Publié le par Professeur L

Dans son texte, Senghor évoque la nostalgie de son enfance : « paradis mon enfance africaine », « un paradis que garde des fièvres une enfant aux yeux clairs comme deux épées ». Ces termes correspondent au lyrisme. L'auteur nous fait part de ses sentiments. Senghor regrette son enfance.

Le texte est basé sur une métaphore. Ainsi Isabelle est une personnification de l'Europe, et Soukeïna une personnification de l'Afrique. Le poète éprouve de l'amour pour les deux femmes qui incarnent les deux continents. Senghor refuse de faire un choix entre l'Afrique et l'Europe. Il encourage le métissage, qui désigne un mélange des cultures. L'expression suivante : « et délicieusement écartelé entre ces deux mains amies » montre que l'auteur ne veut pas faire un choix.

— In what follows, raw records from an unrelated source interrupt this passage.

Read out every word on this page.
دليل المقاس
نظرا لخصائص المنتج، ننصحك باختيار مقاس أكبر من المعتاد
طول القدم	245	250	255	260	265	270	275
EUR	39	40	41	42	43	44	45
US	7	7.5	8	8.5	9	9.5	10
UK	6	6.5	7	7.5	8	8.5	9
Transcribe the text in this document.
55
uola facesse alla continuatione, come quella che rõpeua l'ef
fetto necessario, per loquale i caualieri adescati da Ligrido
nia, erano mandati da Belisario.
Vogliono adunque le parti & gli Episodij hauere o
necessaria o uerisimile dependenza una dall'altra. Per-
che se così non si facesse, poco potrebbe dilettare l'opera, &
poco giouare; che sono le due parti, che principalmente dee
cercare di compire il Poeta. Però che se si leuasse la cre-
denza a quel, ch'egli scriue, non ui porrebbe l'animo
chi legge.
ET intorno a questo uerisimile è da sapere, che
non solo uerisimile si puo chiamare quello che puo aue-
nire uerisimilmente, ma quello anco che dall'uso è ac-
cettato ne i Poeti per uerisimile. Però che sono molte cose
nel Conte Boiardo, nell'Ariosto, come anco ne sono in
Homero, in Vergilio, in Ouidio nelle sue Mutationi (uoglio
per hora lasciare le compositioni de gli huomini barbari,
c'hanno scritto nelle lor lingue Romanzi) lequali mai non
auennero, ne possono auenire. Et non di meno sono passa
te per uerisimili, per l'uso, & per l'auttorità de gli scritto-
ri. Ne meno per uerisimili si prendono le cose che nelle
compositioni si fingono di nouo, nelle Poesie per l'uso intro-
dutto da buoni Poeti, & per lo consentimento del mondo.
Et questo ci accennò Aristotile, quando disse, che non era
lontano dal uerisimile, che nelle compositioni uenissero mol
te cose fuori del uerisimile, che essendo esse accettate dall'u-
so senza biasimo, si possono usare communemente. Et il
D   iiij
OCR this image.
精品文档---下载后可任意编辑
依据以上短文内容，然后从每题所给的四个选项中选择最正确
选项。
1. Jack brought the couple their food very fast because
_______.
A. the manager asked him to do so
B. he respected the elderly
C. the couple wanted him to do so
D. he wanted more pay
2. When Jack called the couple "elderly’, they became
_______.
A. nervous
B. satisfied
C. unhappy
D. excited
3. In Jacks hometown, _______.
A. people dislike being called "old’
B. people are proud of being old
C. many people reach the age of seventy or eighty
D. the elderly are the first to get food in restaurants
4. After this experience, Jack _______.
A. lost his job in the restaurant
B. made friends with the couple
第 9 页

Il veut être africain et européen.

Enfin, pour faire passer le message, Senghor écrit un texte qui utilise le lyrisme au service d'un message engagé en faveur du métissage entre les deux continents. Senghor utilise également un oxymore qui traduit l'ambivalence de ses sentiments ici contradictoires : « délicieusement écartelé ». L'auteur aime Isabelle et Soukeïna.